Published on November 15th, 2015 | by Liz Martin-Silverstone
Episode 55: Pterosaurs
Pterosaurs were the first vertebrates to achieve powered flight, and lived in the skies above the dinosaurs during the Mesozoic. They’re often mistakenly identified as dinosaurs, but are in fact a separate, closely related group. This group has recently undergone a revival, with more research on pterosaurs happening now than ever before. Where are they found? How diverse was this group? How did they evolve?
Research associate and palaeoartist Dr. Mark Witton from the University of Portsmouth is well-known in the pterosaur community, and answers some of these questions and more in this episode. He’s also provided us with a number of spectacular images below, so make sure you check them out! If you want to learn more about pterosaurs, check out Episode 42 with Colin Palmer on Pterosaur Aerodynamics.
Podcast: Download (Duration: 1:08:28 — 94.0MB)
Pterosaurs wing skeletons share some similarities with those of birds and bats, but differ in a number of fundamental ways from both. The leading edge of the wing is comprised of the forelimb bones and a single, enlarged finger (the fourth), which supported a series of membranes anchoring to the legs and body. The wing membranes are complex structures, the internal structure of which has been determined through detailed examination of well-preserved pterosaur fossils. Credit Mark Witton.
The evolutionary development of pterosaurs from their reptile ancestors is not currently demonstrated by any fossils. However, we can hypothesise some stages of this pathway by reconstructing how they may have developed flight adaptations. Some of these stages are suggested here, taking us from a sprightly pterosaur ancestor not unlike the animals which also gave rise to dinosaurs (A) through climbing and gliding forms (B-D) to a fully fledged pterosaur (E). Credit Mark Witton.
We often think of pterosaurs as just different heads and necks bolted onto the same body, but the truth is that they are enormously diverse and varied, their forms likely reflecting a range of habitat preferences and lifestyles. We know of well over 100 pterosaur species now, the major variants of which are shown here. Credit Mark Witton.
How to make Dimorphodon macronyx fly: chase it down with a carnivorous dinosaur. Some hypotheses of pterosaur flight suggest Dimorphodon may have been a less effective flier than other pterosaurs, and it may have only taken to the air to travel long distance or escape danger. Credit Mark Witton.

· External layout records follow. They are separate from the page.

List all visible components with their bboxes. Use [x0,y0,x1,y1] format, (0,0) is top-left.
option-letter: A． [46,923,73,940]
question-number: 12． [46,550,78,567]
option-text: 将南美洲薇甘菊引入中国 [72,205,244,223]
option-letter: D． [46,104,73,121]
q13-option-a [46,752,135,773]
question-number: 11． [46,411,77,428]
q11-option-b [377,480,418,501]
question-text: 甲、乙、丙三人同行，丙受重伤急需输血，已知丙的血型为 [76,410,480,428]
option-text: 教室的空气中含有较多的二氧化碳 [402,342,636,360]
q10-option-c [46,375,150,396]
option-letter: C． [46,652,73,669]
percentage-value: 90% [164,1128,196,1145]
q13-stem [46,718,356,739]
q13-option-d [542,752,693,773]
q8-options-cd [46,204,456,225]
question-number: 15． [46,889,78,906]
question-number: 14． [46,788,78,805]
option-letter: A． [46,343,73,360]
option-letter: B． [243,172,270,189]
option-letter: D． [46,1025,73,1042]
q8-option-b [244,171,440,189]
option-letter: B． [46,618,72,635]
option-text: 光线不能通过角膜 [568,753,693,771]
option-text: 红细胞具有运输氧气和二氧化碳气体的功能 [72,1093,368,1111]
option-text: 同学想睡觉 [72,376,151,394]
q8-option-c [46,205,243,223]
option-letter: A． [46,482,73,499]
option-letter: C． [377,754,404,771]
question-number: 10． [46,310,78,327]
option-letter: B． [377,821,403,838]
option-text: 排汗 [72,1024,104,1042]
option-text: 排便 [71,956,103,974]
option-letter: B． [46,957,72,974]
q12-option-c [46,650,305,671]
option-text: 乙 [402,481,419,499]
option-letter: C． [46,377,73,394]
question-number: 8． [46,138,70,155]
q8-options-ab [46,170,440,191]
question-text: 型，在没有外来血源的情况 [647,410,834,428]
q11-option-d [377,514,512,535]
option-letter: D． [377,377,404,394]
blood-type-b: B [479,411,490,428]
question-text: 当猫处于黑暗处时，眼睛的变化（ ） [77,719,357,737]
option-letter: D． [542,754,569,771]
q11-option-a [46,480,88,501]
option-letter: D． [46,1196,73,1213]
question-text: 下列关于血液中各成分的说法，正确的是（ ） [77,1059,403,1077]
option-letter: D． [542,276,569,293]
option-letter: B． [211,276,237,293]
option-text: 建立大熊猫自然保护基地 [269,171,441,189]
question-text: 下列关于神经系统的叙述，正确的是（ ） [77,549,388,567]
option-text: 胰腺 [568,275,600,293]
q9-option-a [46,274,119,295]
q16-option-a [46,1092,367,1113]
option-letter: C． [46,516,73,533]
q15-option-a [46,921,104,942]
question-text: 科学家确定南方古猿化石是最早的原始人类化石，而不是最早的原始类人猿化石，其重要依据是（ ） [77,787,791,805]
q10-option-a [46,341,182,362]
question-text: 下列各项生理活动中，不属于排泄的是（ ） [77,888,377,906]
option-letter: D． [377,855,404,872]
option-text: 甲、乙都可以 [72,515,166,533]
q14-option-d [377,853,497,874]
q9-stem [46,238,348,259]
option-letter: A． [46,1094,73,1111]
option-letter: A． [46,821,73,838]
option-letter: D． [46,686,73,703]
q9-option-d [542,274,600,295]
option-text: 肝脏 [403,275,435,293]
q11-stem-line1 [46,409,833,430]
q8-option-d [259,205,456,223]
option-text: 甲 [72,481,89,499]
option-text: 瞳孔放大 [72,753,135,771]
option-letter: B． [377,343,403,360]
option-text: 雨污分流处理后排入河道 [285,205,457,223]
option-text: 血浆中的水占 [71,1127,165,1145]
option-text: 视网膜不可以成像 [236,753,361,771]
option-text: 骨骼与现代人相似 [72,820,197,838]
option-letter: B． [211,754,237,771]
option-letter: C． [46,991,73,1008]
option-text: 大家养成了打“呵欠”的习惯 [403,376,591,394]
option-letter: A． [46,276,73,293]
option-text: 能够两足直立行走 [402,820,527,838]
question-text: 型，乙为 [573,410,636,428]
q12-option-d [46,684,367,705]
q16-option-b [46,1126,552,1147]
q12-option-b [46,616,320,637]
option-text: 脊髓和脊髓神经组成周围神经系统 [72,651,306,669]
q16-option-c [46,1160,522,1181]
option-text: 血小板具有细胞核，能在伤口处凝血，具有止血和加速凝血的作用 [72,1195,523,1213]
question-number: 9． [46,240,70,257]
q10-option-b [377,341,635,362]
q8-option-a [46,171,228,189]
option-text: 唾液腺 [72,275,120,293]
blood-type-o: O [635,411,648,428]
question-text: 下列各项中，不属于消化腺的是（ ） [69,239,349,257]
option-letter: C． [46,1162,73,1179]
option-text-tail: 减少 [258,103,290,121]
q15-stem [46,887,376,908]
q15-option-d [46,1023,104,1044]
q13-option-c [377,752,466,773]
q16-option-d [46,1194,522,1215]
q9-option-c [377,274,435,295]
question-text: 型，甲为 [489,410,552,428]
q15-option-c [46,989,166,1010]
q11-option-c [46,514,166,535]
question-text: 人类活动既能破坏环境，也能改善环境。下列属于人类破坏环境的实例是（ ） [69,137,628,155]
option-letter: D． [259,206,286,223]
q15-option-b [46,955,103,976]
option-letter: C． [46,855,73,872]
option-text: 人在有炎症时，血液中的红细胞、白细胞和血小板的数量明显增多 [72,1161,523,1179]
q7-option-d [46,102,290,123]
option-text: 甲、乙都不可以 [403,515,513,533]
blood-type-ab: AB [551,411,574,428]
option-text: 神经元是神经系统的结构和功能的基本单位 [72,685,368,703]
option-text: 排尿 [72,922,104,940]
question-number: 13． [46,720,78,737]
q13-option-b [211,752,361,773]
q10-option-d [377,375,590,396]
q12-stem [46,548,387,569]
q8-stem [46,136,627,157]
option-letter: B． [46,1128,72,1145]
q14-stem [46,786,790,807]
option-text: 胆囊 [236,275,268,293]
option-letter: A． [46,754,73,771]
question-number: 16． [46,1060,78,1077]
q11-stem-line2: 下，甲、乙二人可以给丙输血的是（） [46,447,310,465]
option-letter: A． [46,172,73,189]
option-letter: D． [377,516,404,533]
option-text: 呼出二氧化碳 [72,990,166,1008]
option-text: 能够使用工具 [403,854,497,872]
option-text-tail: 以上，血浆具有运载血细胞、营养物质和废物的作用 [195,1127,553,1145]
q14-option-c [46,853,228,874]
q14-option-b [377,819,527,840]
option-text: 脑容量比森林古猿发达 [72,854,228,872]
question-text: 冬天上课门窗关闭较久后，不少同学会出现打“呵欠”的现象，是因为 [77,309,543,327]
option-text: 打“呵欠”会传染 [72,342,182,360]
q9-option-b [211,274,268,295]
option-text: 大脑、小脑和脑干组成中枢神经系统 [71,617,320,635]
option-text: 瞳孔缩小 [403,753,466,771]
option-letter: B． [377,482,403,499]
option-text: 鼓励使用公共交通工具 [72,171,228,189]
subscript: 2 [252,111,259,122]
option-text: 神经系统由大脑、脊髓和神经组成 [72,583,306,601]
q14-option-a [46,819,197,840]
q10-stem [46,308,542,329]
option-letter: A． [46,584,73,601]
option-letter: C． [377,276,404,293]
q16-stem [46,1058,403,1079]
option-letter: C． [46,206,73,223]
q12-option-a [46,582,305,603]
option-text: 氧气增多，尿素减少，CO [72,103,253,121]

There are two extremes of pterosaur anatomy: species with relatively small heads, long-tails, long fifth toes and short hand bones (shown here on the left), and others with oversize skulls, long necks, longer wing bones, short tails and reduced fifth toes (right). The latter features are typical of a group we call pterodactyloids. Until recently, exactly how pterodactyloids developed from their ancestors was a mystery, but the discovery of Darwinopterus (middle) provides an anatomical ‘bridge’ between these forms. Credit Mark Witton.
The first pterosaur specimen known to science, representing an animal named Pterodactylus antiquus. The wingspan of this Jurassic German specimen is about 45 cm. Credit Mark Witton.
A small flock of Pterodactylus antiquus, represented by small juveniles (left) up to big adults (right) scope out foraging options in a Jurassic marsh. The animal on the right is luring prey to the surface through paddling forefeet, a behaviour common to (at least) several modern gull species. The range of animal sizes and soft-tissue structures shown here are based on known specimens of this animal. Credit Mark Witton.
Some pterosaurs were the largest flying animals of all time. Here, the 10 m wingspan azhdarchid pterosaur Arambourgiania philadelphiae stands alongside a bull Masai giraffe, which stands 5.6 m tall. Credit Mark Witton.
Skeletal reconstruction of the 2.5 m wingspan, Chinese azhdarchid pterosaur Zhejiangopterus linhaiensis, posed in mid-take off. There is compelling evidence that pterosaurs mostly relied on the tremendous power of their flight muscles and arm skeletons to initiate flight rather than using, as seen in birds, a take-off strategy mostly reliant on hindlimb strength. Though bizarre and unfamiliar to us, forelimb-dominated launch is practised by several modern bats and is actually a much more efficient way of achieving flight than the avian approach. Launch strategy is probably one factor (of several) permitting the evolution of giant size in several pterosaur groups. Credit Mark Witton.
Speculative reconstruction of the pterosaur affectionately known as ‘R2395’, an unnamed short-necked azhdarchid pterosaur from Late Cretaceous deposits of Romania. Credit Mark Witton.
Where can you find pterosaur bones? Pterosaur fossils can be found all over the world but are much rarer than those of other Mesozoic animals. Certain sites – such as those labelled here – are relatively rich in high-quality pterosaur fossils, and discoveries from these localities have been crucial to our modern understanding of pterosaur anatomy and diversity. Credit Mark Witton.